Ryan is one of only four players on the Seahawks’ roster who pre-date coach Pete Carroll and GM John Schneider, who was with the Packers when they signed Ryan out of the CFL’s Winnipeg Blue Bombers in 2006. As the only Canadian-born player in Sunday’s game, Ryan has gotten a significant amount of media attention – for a punter, anyway – during the week.
“It’s been pretty cool,” Ryan told reporters. “I’ve got a lot of support from family back home. I’ve got 15 family and friends coming out to be here for the game. Everyone back home is pretty excited. They are even flying a 12th Man flag at city hall back in my hometown (of Regina). My family has been telling me they are the most famous people in town this week. They are even doing interviews. They are all pretty pumped about it.
“The city and the province have been so behind me through all of this that I could have never imagined that type of support. It means quite a bit to me.”
They won’t just be rooting for him in Canada. There’ll also be a kicker down at his offseason home in Texas on Sunday, watching and pulling for his old teammate, groomsman and friend.
“Obviously when I look back, it’s kind of funny, because we only played one season together, but we were so close that he was in my wedding,” Crosby said. “We just really hit it off.

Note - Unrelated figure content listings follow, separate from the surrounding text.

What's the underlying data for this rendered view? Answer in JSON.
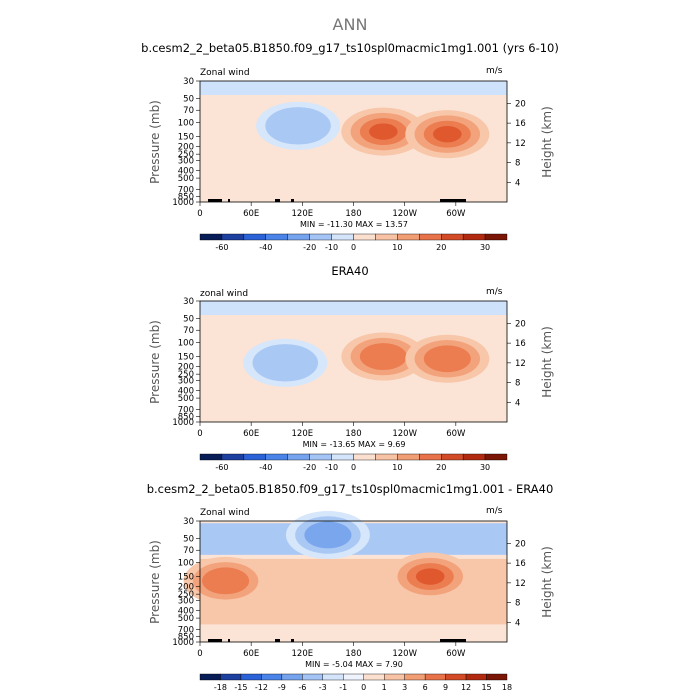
{
  "main_title": "ANN",
  "units_label": "m/s",
  "chart_data": [
    {
      "type": "contour",
      "title": "b.cesm2_2_beta05.B1850.f09_g17_ts10spl0macmic1mg1.001 (yrs 6-10)",
      "variable": "Zonal wind",
      "ylabel_left": "Pressure (mb)",
      "ylabel_right": "Height (km)",
      "pressure_ticks": [
        "30",
        "50",
        "70",
        "100",
        "150",
        "200",
        "250",
        "300",
        "400",
        "500",
        "700",
        "850",
        "1000"
      ],
      "height_ticks": [
        "4",
        "8",
        "12",
        "16",
        "20"
      ],
      "lon_ticks": [
        "0",
        "60E",
        "120E",
        "180",
        "120W",
        "60W"
      ],
      "stats": "MIN = -11.30   MAX =  13.57",
      "colorbar_labels": [
        "-60",
        "-40",
        "-20",
        "-10",
        "0",
        "10",
        "20",
        "30"
      ],
      "colorbar_colors": [
        "#081d58",
        "#1d3fa0",
        "#2c62d8",
        "#4a84e8",
        "#75a3ee",
        "#a4c4f5",
        "#d3e4fb",
        "#fbe0cf",
        "#f8c2a4",
        "#f29e74",
        "#e8734a",
        "#d24b26",
        "#b12a10",
        "#7b1505"
      ],
      "features": [
        {
          "sign": "neg",
          "level": 1,
          "lon": 115,
          "p": 110
        },
        {
          "sign": "pos",
          "level": 3,
          "lon": 215,
          "p": 130
        },
        {
          "sign": "pos",
          "level": 3,
          "lon": 290,
          "p": 140
        }
      ]
    },
    {
      "type": "contour",
      "title": "ERA40",
      "variable": "zonal wind",
      "ylabel_left": "Pressure (mb)",
      "ylabel_right": "Height (km)",
      "pressure_ticks": [
        "30",
        "50",
        "70",
        "100",
        "150",
        "200",
        "250",
        "300",
        "400",
        "500",
        "700",
        "850",
        "1000"
      ],
      "height_ticks": [
        "4",
        "8",
        "12",
        "16",
        "20"
      ],
      "lon_ticks": [
        "0",
        "60E",
        "120E",
        "180",
        "120W",
        "60W"
      ],
      "stats": "MIN = -13.65   MAX =    9.69",
      "colorbar_labels": [
        "-60",
        "-40",
        "-20",
        "-10",
        "0",
        "10",
        "20",
        "30"
      ],
      "colorbar_colors": [
        "#081d58",
        "#1d3fa0",
        "#2c62d8",
        "#4a84e8",
        "#75a3ee",
        "#a4c4f5",
        "#d3e4fb",
        "#fbe0cf",
        "#f8c2a4",
        "#f29e74",
        "#e8734a",
        "#d24b26",
        "#b12a10",
        "#7b1505"
      ],
      "features": [
        {
          "sign": "neg",
          "level": 1,
          "lon": 100,
          "p": 180
        },
        {
          "sign": "pos",
          "level": 2,
          "lon": 215,
          "p": 150
        },
        {
          "sign": "pos",
          "level": 2,
          "lon": 290,
          "p": 160
        }
      ]
    },
    {
      "type": "contour",
      "title": "b.cesm2_2_beta05.B1850.f09_g17_ts10spl0macmic1mg1.001 - ERA40",
      "variable": "Zonal wind",
      "ylabel_left": "Pressure (mb)",
      "ylabel_right": "Height (km)",
      "pressure_ticks": [
        "30",
        "50",
        "70",
        "100",
        "150",
        "200",
        "250",
        "300",
        "400",
        "500",
        "700",
        "850",
        "1000"
      ],
      "height_ticks": [
        "4",
        "8",
        "12",
        "16",
        "20"
      ],
      "lon_ticks": [
        "0",
        "60E",
        "120E",
        "180",
        "120W",
        "60W"
      ],
      "stats": "MIN =  -5.04   MAX =    7.90",
      "colorbar_labels": [
        "-18",
        "-15",
        "-12",
        "-9",
        "-6",
        "-3",
        "-1",
        "0",
        "1",
        "3",
        "6",
        "9",
        "12",
        "15",
        "18"
      ],
      "colorbar_colors": [
        "#081d58",
        "#1d3fa0",
        "#2c62d8",
        "#4a84e8",
        "#75a3ee",
        "#a4c4f5",
        "#d3e4fb",
        "#eef3fc",
        "#fbe0cf",
        "#f8c2a4",
        "#f29e74",
        "#e8734a",
        "#d24b26",
        "#b12a10",
        "#7b1505"
      ],
      "features": [
        {
          "sign": "neg",
          "level": 2,
          "lon": 150,
          "p": 45
        },
        {
          "sign": "pos",
          "level": 3,
          "lon": 270,
          "p": 150
        },
        {
          "sign": "pos",
          "level": 2,
          "lon": 30,
          "p": 170
        }
      ]
    }
  ]
}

When I made the team, he was great support to me.
“We talk probably or text on a weekly basis. We text back and forth – about games, family, or just life. Our relationship has stayed strong over these last six years now. It’s crazy. I definitely stayed close with him and always root him on.
“I talked to him right after the NFC Championship Game, and with us being able to go to the Super Bowl (after the 2010 season), after we won one, I know he always wished he could’ve stayed a Packer. But it’s worked out for him in Seattle, and I’ll be pulling for him on Sunday.”